The privileges and immunities clause of Article IV, Section 2, has a common history with the commerce clause. Both of these provisions reflect the framers’ concern with state protectionism that undermines the viability of a national economic union. Cases under the privileges and immunities clause typically concern state efforts to manage public resources or opportunities (such as public employment). The Court’s decision, in Baldwin v. Fish and Game Commission of Montana (1978), exemplifies the use of the privileges and immunities clause as a barrier to protectionist resource management.
Citation: 436 U.S. 371.
Issue: Whether higher license fees for out-of-state hunters violated the privileges and immunities clause.
Year of Decision: 1978.
Outcome: The fee differential did not abridge the privileges and immunities clause.
Author of Opinion: Justice Harry Blackmun.
As noted, both the privileges and immunities clause and commerce clause originated from concern with states using their police power to secure parochial advantage at the expense of a national economic union. Dormant commerce clause analysis requires the Supreme Court to measure a state law against the federal interest in efficient interstate commerce. The privileges and immunities clause also guards against state policies that would secure economic advantage at the cost of interstate functionality. In these cases, the Court must determine whether a state law imposes economic burdens or disadvantages upon citizens of other states.
Inclusion of the commerce power in the Constitution established a mechanism to ensure that states did not pursue self-interested economic policies that undermined the interests of a viable economic union. Dormant commerce clause analysis, however, does not account for state actions that do not necessarily undermine federal interests but do negatively impact other states’ interests. This need is accounted for by Article IV, Section II, of the Constitution, which provides that “[t]he Citizens of each State shall be entitled to all Privileges and Immunities of Citizens in the several States.” Put somewhat more simply, the privileges and immunities clause establishes a rule that states generally must not discriminate against citizens of other states merely because of their citizenship. Like other constitutional guarantees, the clause is not an absolute. Consequently, states can treat nonresidents differently under certain circumstances. Interpretation of the privileges and immunities clause thus has presented two primary challenges. The first is identifying interests that are protected under the clause. The second is determining the extent to which states may discriminate among persons on the basis of state citizenship.

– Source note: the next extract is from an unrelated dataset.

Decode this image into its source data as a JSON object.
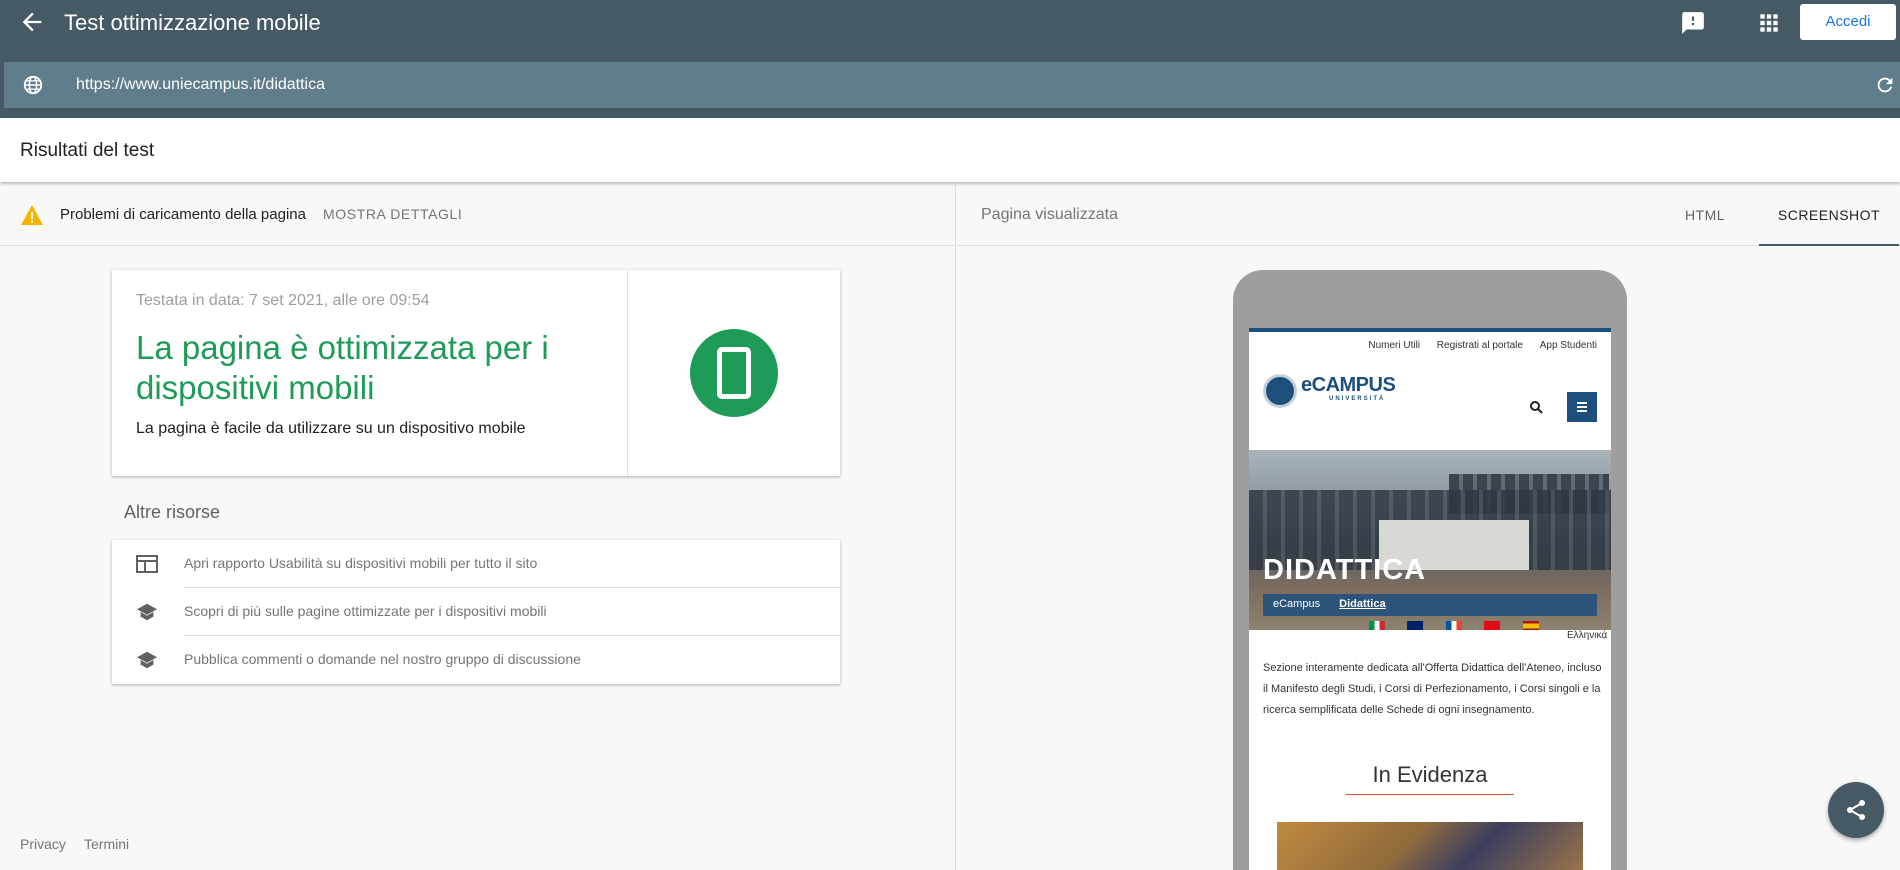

There are two privileges and immunities clauses in the Constitution—one that is set forth in the Fourteenth Amendment and another that is enshrined by Article IV, Section II. The Fourteenth Amendment privileges and immunities clause secures the privileges and immunities of federal citizenship against state abridgment. As interpreted in the Slaughter-House Cases (1873), these privileges and immunities include:
the right of the citizen . . . to come to the seat of government to assert any claim he may have upon that government, to transact any business he may have with it, to seek its protection, to share its offices, to engage in administering its functions, . . . [to] free access to [the nation’s] seaports, . . . to the subtreasuries, land offices, and courts of justices of the several States, . . . to demand the care and protection of the Federal government over his life, liberty, and property when on the high seas or within the jurisdiction of a foreign government, . . . [t]he right to peaceably assemble and petition for redress of grievances, the privilege of the writ of habeas corpus, . . . [t]he right to use the navigable waters of the United States, . . . all rights secured to our citizens by treaties with foreign nations, . . .
The Article IV, Section II, privileges and immunities clause concerns itself with relationships and interactions among the states, particularly policies that favor local citizens over citizens of other states. In Corfield v. Coryell (1823), Justice Bushrod Washington characterized the privileges and immunities of state citizenship as including:
those privileges and immunities which are fundamental; which belong of right to the citizens of all free governments, and which have at all times been enjoyed by the citizens of the several States which compose this Union. . . . What these fundamental principles are, it would be more tedious than difficult to enumerate. They may all, however, be comprehended under the following general heads: protection by the government, with the right to acquire and possess property of every kind, and to pursue and obtain happiness and safety, . . . the right of a citizen to pass through, or to reside in any other state, for purposes of trade, agriculture, professional pursuits, or otherwise; to claim the benefit of the writ of habeas corpus; to institute and maintain actions of any kind in the courts of the state; to take, hold and dispose of property, either real or personal; and an exemption from higher taxes than are paid by other citizens of the state; [and] the elective franchise, as regulated and established by the law or constitution of the state in which it is to be exercised.